All the tests were done on an Arch Linux x86_64 machine with an Intel(R) Core(TM) i7 CPU (1.90GHz).
We show the performance of computing empirical likelihood with
el_mean(). We test the computation speed with simulated
data sets in two different settings: 1) the number of observations
increases with the number of parameters fixed, and 2) the number of
parameters increases with the number of observations fixed.
We fix the number of parameters at \(p =
10\), and simulate the parameter value and \(n \times p\) matrices using
rnorm().

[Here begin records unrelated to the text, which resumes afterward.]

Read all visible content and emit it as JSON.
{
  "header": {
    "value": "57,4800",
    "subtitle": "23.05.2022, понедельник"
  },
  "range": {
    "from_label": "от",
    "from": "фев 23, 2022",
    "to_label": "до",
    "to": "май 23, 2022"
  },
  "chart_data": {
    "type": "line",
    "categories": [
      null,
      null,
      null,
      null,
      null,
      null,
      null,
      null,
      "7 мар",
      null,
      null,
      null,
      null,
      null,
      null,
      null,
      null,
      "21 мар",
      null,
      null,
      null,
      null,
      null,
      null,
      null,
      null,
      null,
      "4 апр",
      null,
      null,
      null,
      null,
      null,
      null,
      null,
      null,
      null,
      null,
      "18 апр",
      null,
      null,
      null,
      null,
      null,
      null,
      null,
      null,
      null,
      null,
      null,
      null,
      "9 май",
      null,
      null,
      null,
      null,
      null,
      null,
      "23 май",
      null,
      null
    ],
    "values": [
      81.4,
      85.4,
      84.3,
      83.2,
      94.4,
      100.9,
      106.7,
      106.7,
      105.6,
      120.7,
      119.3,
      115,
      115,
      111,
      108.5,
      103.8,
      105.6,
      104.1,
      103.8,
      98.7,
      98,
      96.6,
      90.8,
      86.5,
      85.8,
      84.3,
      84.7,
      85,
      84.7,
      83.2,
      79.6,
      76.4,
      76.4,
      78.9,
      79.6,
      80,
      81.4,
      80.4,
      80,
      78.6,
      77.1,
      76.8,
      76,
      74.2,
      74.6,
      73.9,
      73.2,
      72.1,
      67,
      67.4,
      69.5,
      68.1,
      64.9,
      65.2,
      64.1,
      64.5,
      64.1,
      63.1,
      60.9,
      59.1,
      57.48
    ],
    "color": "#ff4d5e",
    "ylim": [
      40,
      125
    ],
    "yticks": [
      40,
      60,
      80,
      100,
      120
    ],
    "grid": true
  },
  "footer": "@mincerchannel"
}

In order to ensure convergence with a large \(n\), we set a large threshold value using
el_control().
library(ggplot2)
library(microbenchmark)
set.seed(3175775)
p <- 10
par <- rnorm(p, sd = 0.1)
ctrl <- el_control(th = 1e+10)
result <- microbenchmark(
n1e2 = el_mean(matrix(rnorm(100 * p), ncol = p), par = par, control = ctrl),
n1e3 = el_mean(matrix(rnorm(1000 * p), ncol = p), par = par, control = ctrl),
n1e4 = el_mean(matrix(rnorm(10000 * p), ncol = p), par = par, control = ctrl),
n1e5 = el_mean(matrix(rnorm(100000 * p), ncol = p), par = par, control = ctrl)
)Below are the results:
result
#> Unit: microseconds
#> expr min lq mean median uq max
#> n1e2 459.948 517.440 568.6729 536.8755 595.1395 2274.450
#> n1e3 1231.867 1430.787 1590.3326 1515.2300 1652.3800 4313.711
#> n1e4 10629.384 12292.655 15267.3551 15054.6975 15992.3555 94108.977
#> n1e5 160227.706 180903.198 208634.1411 199963.5875 243355.6930 291492.193
#> neval cld
#> 100 a
#> 100 a
#> 100 b
#> 100 c
autoplot(result)
#> Warning: `aes_string()` was deprecated in ggplot2 3.0.0.
#> ℹ Please use tidy evaluation idioms with `aes()`.
#> ℹ See also `vignette("ggplot2-in-packages")` for more information.
#> ℹ The deprecated feature was likely used in the microbenchmark package.
#> Please report the issue at
#> <https://github.com/joshuaulrich/microbenchmark/issues/>.
#> This warning is displayed once per session.
#> Call `lifecycle::last_lifecycle_warnings()` to see where this warning was
#> generated.This time we fix the number of observations at \(n = 1000\), and evaluate empirical likelihood at zero vectors of different sizes.
n <- 1000
result2 <- microbenchmark(
p5 = el_mean(matrix(rnorm(n * 5), ncol = 5),
par = rep(0, 5),
control = ctrl
),
p25 = el_mean(matrix(rnorm(n * 25), ncol = 25),
par = rep(0, 25),
control = ctrl
),
p100 = el_mean(matrix(rnorm(n * 100), ncol = 100),
par = rep(0, 100),
control = ctrl
),
p400 = el_mean(matrix(rnorm(n * 400), ncol = 400),
par = rep(0, 400),
control = ctrl
)
)result2
#> Unit: microseconds
#> expr min lq mean median uq max neval
#> p5 724.48 748.7305 840.7127 780.3805 799.641 3924.827 100
#> p25 2762.70 2800.0945 2900.4594 2820.1515 2866.583 5980.037 100
#> p100 21365.25 23895.9440 25859.0226 24063.6715 28950.421 44246.820 100
#> p400 237932.66 261374.5520 295688.7497 283215.1095 319643.595 421861.572 100
#> cld
#> a
#> a
#> b
#> c
autoplot(result2)On average, evaluating empirical likelihood with a 100000×10 or 1000×400 matrix at a parameter value satisfying the convex hull constraint takes less than a second.